Sorunu iki yönden ele alabiliriz. İlki daha önce ayak basmışlar mıydı, ikincisi yerleşim var mıydı? Daha önce ayak basmışlar mıydı sorusunun cevabına kesin bir şekilde evet diyebiliriz. Ancak bunu tarihlendirme konusunda farklı sonuçlara ulaşılabilir. İskitler(Sakalar) MÖ. 7. yy. civarlarında Kimmerleri takip ederek o dönem Urartu toprakları olan Anadolu'ya akınlar düzenlemişlerdir. Ancak buradaki tartışma İskitler'in hangi ırka mensup olduğu konusunda farklı nazariyeler olması ve henüz herhangi bir nazariyenin tüm dünya tarafından kabul görmemesidir[2]. İskitler meselesini denklemden çıkarırsak Türklerin Anadolu'daki ilk ayak sesleri Avrupa Hunları zamanında duyulmuştur. 395 yılından itibaren Bizans topraklarını işgale girişen Hunlar hem Trakya üzerinden hem de Kafkasya üzerinden Anadolu'ya akınlar düzenlemişlerdir.

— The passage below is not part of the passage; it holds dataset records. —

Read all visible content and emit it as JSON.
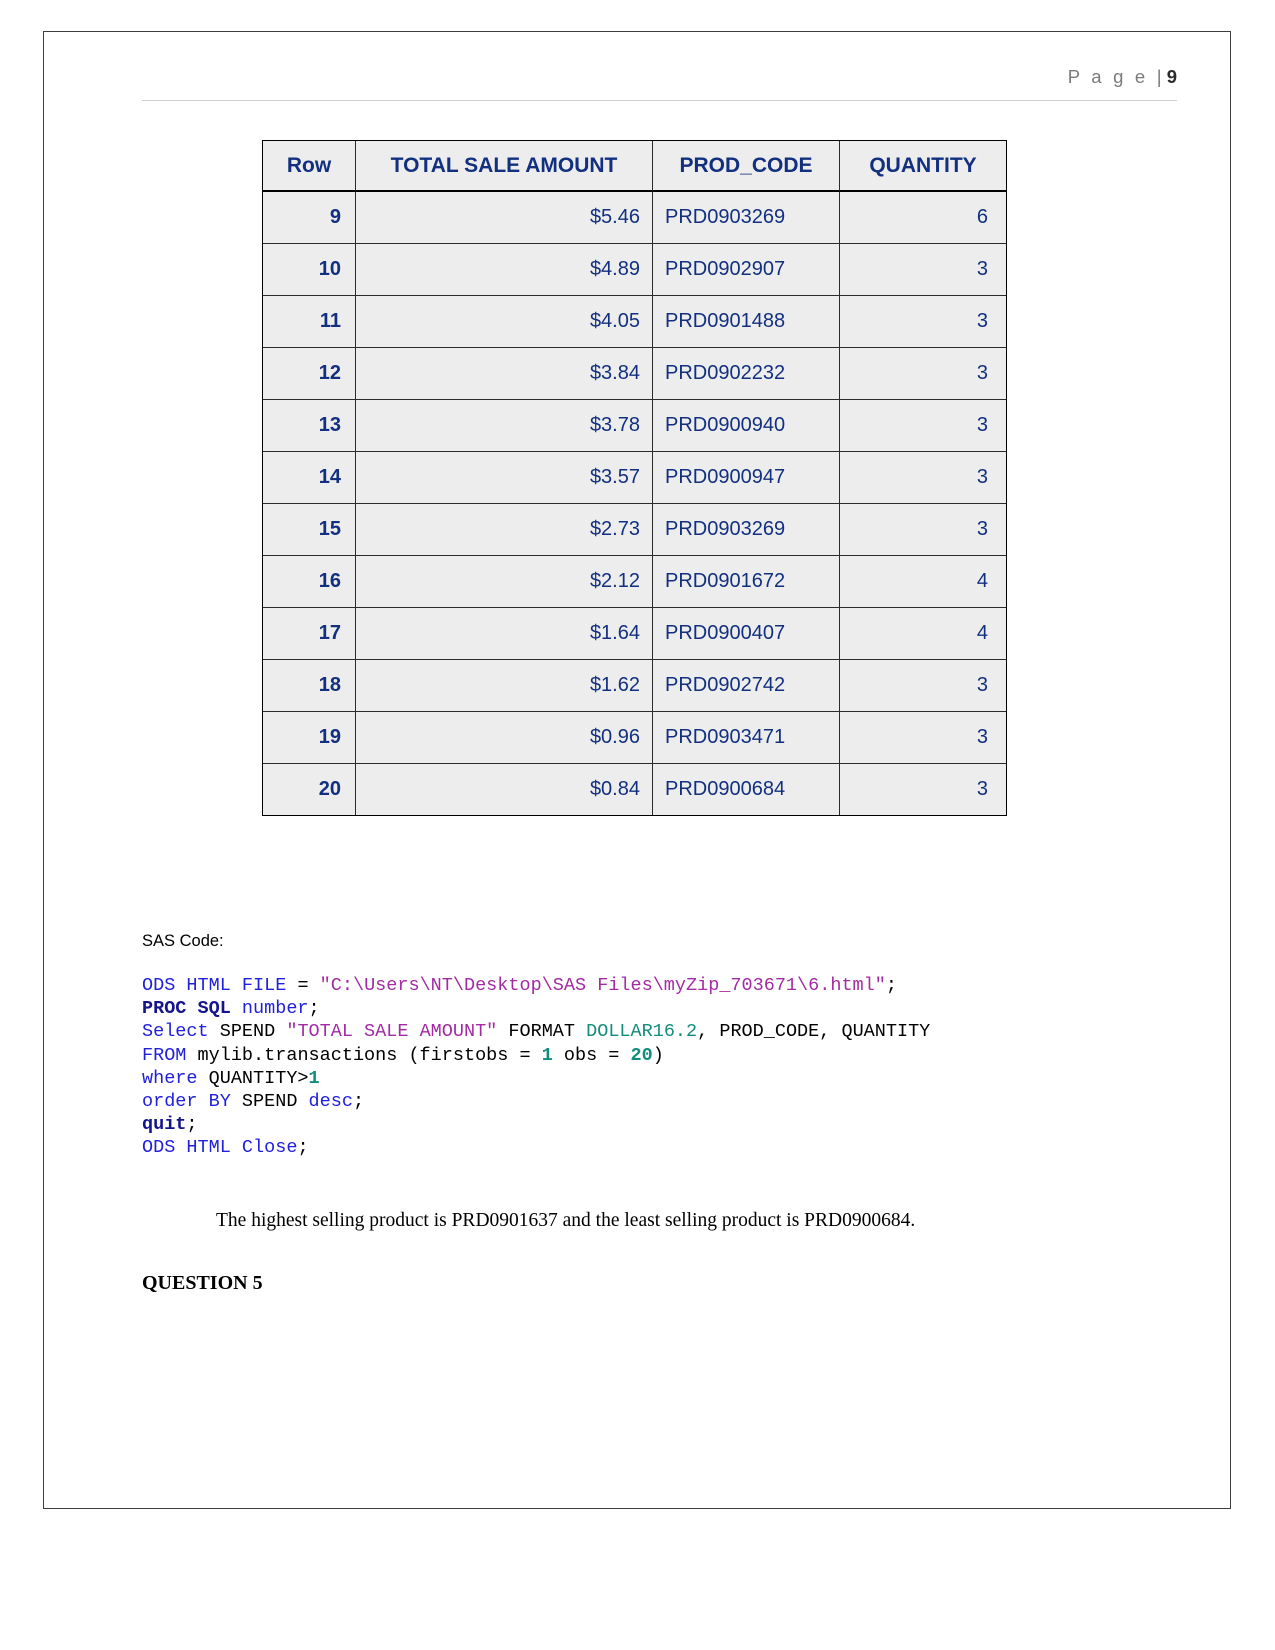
{
  "header": {
    "page_word": "P a g e ",
    "separator": "| ",
    "page_number": "9"
  },
  "table": {
    "columns": [
      "Row",
      "TOTAL SALE AMOUNT",
      "PROD_CODE",
      "QUANTITY"
    ],
    "rows": [
      {
        "row": "9",
        "amount": "$5.46",
        "prod_code": "PRD0903269",
        "quantity": "6"
      },
      {
        "row": "10",
        "amount": "$4.89",
        "prod_code": "PRD0902907",
        "quantity": "3"
      },
      {
        "row": "11",
        "amount": "$4.05",
        "prod_code": "PRD0901488",
        "quantity": "3"
      },
      {
        "row": "12",
        "amount": "$3.84",
        "prod_code": "PRD0902232",
        "quantity": "3"
      },
      {
        "row": "13",
        "amount": "$3.78",
        "prod_code": "PRD0900940",
        "quantity": "3"
      },
      {
        "row": "14",
        "amount": "$3.57",
        "prod_code": "PRD0900947",
        "quantity": "3"
      },
      {
        "row": "15",
        "amount": "$2.73",
        "prod_code": "PRD0903269",
        "quantity": "3"
      },
      {
        "row": "16",
        "amount": "$2.12",
        "prod_code": "PRD0901672",
        "quantity": "4"
      },
      {
        "row": "17",
        "amount": "$1.64",
        "prod_code": "PRD0900407",
        "quantity": "4"
      },
      {
        "row": "18",
        "amount": "$1.62",
        "prod_code": "PRD0902742",
        "quantity": "3"
      },
      {
        "row": "19",
        "amount": "$0.96",
        "prod_code": "PRD0903471",
        "quantity": "3"
      },
      {
        "row": "20",
        "amount": "$0.84",
        "prod_code": "PRD0900684",
        "quantity": "3"
      }
    ]
  },
  "sas_section": {
    "label": "SAS Code:",
    "code_lines": [
      {
        "tokens": [
          {
            "t": "ODS HTML FILE ",
            "c": "kw"
          },
          {
            "t": "= ",
            "c": "plain"
          },
          {
            "t": "\"C:\\Users\\NT\\Desktop\\SAS Files\\myZip_703671\\6.html\"",
            "c": "str"
          },
          {
            "t": ";",
            "c": "plain"
          }
        ]
      },
      {
        "tokens": [
          {
            "t": "PROC SQL ",
            "c": "kwb"
          },
          {
            "t": "number",
            "c": "kw"
          },
          {
            "t": ";",
            "c": "plain"
          }
        ]
      },
      {
        "tokens": [
          {
            "t": "Select",
            "c": "kw"
          },
          {
            "t": " SPEND ",
            "c": "plain"
          },
          {
            "t": "\"TOTAL SALE AMOUNT\"",
            "c": "str"
          },
          {
            "t": " FORMAT ",
            "c": "plain"
          },
          {
            "t": "DOLLAR16.2",
            "c": "fmt"
          },
          {
            "t": ", PROD_CODE, QUANTITY",
            "c": "plain"
          }
        ]
      },
      {
        "tokens": [
          {
            "t": "FROM",
            "c": "kw"
          },
          {
            "t": " mylib.transactions (firstobs = ",
            "c": "plain"
          },
          {
            "t": "1",
            "c": "num"
          },
          {
            "t": " obs = ",
            "c": "plain"
          },
          {
            "t": "20",
            "c": "num"
          },
          {
            "t": ")",
            "c": "plain"
          }
        ]
      },
      {
        "tokens": [
          {
            "t": "where",
            "c": "kw"
          },
          {
            "t": " QUANTITY>",
            "c": "plain"
          },
          {
            "t": "1",
            "c": "num"
          }
        ]
      },
      {
        "tokens": [
          {
            "t": "order BY",
            "c": "kw"
          },
          {
            "t": " SPEND ",
            "c": "plain"
          },
          {
            "t": "desc",
            "c": "kw"
          },
          {
            "t": ";",
            "c": "plain"
          }
        ]
      },
      {
        "tokens": [
          {
            "t": "quit",
            "c": "kwb"
          },
          {
            "t": ";",
            "c": "plain"
          }
        ]
      },
      {
        "tokens": [
          {
            "t": "ODS HTML Close",
            "c": "kw"
          },
          {
            "t": ";",
            "c": "plain"
          }
        ]
      }
    ]
  },
  "conclusion": "The highest selling product is PRD0901637 and the least selling product is PRD0900684.",
  "question_heading": "QUESTION 5"
}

Doğu Anadolu'daki pek çok şehri istila eden Hunlar burada kalıcı olmayıp 396 yılıyla birlikte tekrardan yurtlarına geri dönmüşlerdir. Bu akının temel sebebi yeni bir yurt arayışı değil, ganimet ve Bizans'a olan baskıdır. Bu olaylardan yaklaşık bir yüzyıl sonra da Sabar Türklerinin Anadolu'ya benzer amaçla akın düzenlendikleri görülür.
Yerleşme anlamında ilk faaliyetler MS. 8. yüzyıldan itibaren Abbasiler komutasında İslam ordularının Anadolu'ya düzenlediği gaza akınları ile görülür. O dönem Abbasi ordusunda ciddi miktarda Horasan, Türkistan gibi bölgelerden getirilen Müslüman Türkler ve gaziler vardı. Bu Müslüman Türkler savaşçı kimliklerinden mütevellit Tarsus, Adıyaman, Harpud, Diyarbakır (Eski adıyla Amid), Malatya ve Bitlis gibi bölgelere bizzat Abbasi halifesi tarafından yerleştirildiler. Bu yerleşmenin amacı Abbasilerin Bizans'a karşı cihat yaparken Türklerin savaşçı kimliklerinden faydalanmasıydı. Ancak 10. yy'ın ikinci yarısından itibaren Bizans'ın güçlenmesi ve Abbasilerin görece zayıflamasıyla Müslüman Türkler bu bölgeden çekilmek zorunda kalmıştır.
Selçuklulara geldiğimizde yukarıda anlattığım tarihi hadiseler neticesinde Anadolu zaten Türkler tarafından bilinen ve adı geçen bir bölgeydi. İlk olarak Çağrı Bey'in 1021 yılı civarlarında eldeki bu bilgiler ışığında o dönem Karahanlı ve Gazne gibi iki güçlü devletin baskısında olan Selçuklu hanedanına yeni yurt arama amacıyla buraya bir keşif seferi düzenlediği görülür. Bu keşif seferinden sonra Anadolu'ya pek çok ganimet amaçlı akın düzenlenir. Bu akınlardan birisinde Selçuk Bey'in torunu Musa Yabgu'nun oğlu Hasan'ın pusuya düşürülerek şehit edilmesinin neticesinde ertesi sene Pasinler Savaşı (1048) ile öc alınır ve zengin bir ganimet elde edilir. Devam eden akınlar neticesinde de Sultan Alparslan döneminde Malazgirt savaşı gerçekleşir ve Türklerin Anadolu'ya yerleşme faaliyetleri önünde durabilecek bir otorite kalmaz. [1]
Kaynaklar
- A. Sevim. (2020). Anadolu'nun Fethi: Selçuklular Dönemi (Türk Tarih Kurumu Yayınları) (Turkish Edition). ISBN: 9789751605573. Yayınevi: Türk Tarih Kurumu Yayınları. sf: 27-71.
- O. Karatay, S. Acar, et al. (2020). Doğu Avrupa Türk Tarihi. ISBN: 9786057635631. Yayınevi: Kronik Kitap. sf: 19-51.